The killing field

When penicillin was first introduced in 1943, many considered it the silver bullet against infection. But only three years after penicillin’s introduction into the antibiotic arsenal, the first signs of resistance appeared.

Bacteria continuously develop protective armor, rendering one after another class of antibiotics ineffective and precipitating the need to discover new ones. Today, in the U.S. alone, approximately 80 million prescriptions for antibiotics are filled annually.

“Bacterial resistance to antibiotics is an important problem in modern medicine that wasn’t earlier appreciated,” says chemistry professor Bruce King. “But clearly understanding how antibiotics work has impact worldwide.”

For almost three years, King and Wake Forest chemistry major Allison Faig, have been researching nitroaromatic antibiotic medications used to treat various  bacterial infections, such as tuberculosis and the parasite giardia — the leading cause of diarrhea in the developing world and a particular danger for children and older adults.

To gain knowledge about how this family of antibiotics works might lead to the development of new, first-line treatments for giardiasis, says King, which is important as resistance happens quickly, often within a few years of a drug’s introduction. Finding new treatments for giardia is important because research dollars are not readily invested in this area, King says, and “as a global society, we are as weak as our weakest link. Developing countries should benefit from the research and drug development underway in wealthier nations.”

With a grant from the Wake Forest Research Fellowship Program, Faig began working in King’s organic chemistry lab examining a family of antibiotics to determine if their similar molecular structures, which include a nitro group, work in similar ways to destroy bacteria.

“We subjected the molecule to chemical conditions we thought might be happening in the body to determine what part of the antibiotic is actually killing the bacteria,” says Faig. “The drug itself is not dangerous. It’s what is released by the drug that does the job, and that’s what we were hoping to find. The nitrogen oxide does seem to play a crucial role.”

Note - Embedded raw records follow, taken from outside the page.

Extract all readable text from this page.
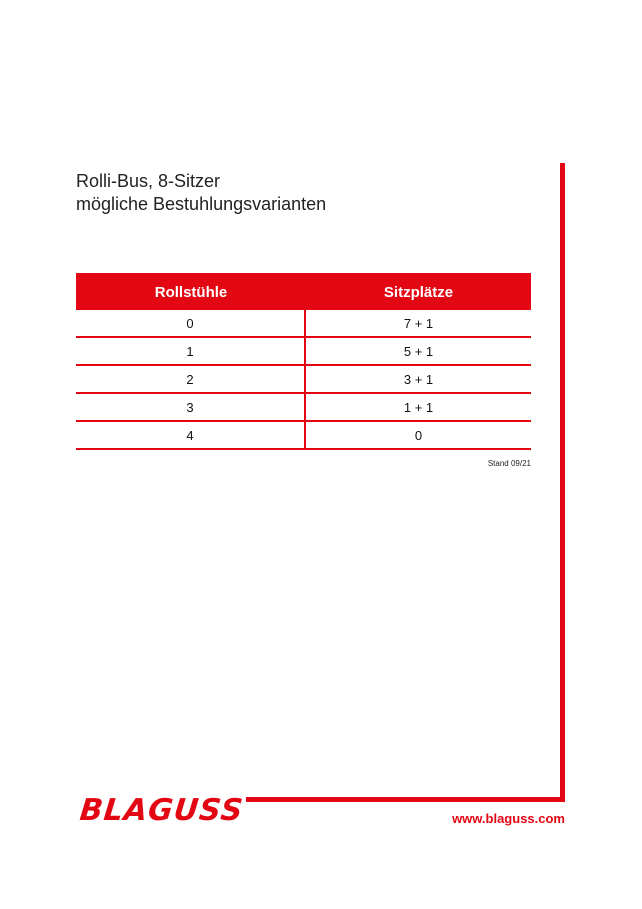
Rolli-Bus, 8-Sitzer
mögliche Bestuhlungsvarianten
Rollstühle	Sitzplätze
0	7 + 1
1	5 + 1
2	3 + 1
3	1 + 1
4	0
Stand 09/21
BLAGUSS	www.blaguss.com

The next step sent Faig from King’s lab to Patricia Dos Santo’s biochemistry lab to begin growing bacteria on which to test the antibiotics. “Before I could continue, I had to learn to grow bacteria to see if, when the nitrogen oxide was introduced, it inhibited the growth of or killed the bacteria.”

Faig says the research has taken longer than she anticipated because “keeping bacteria healthy is a time-consuming process.” She hopes the bacterial experiments will provide conclusive results before she graduates this May.

“I enjoy chemistry research that has an application outside the lab,” Faig says. “When it affects people in their daily lives, they take an interest in the work.”

Faig has presented her work at The 2009 Southeastern Regional Meeting of the American Chemical Society. and will be attending the 2011 Nitrite Conference in Atlanta this May.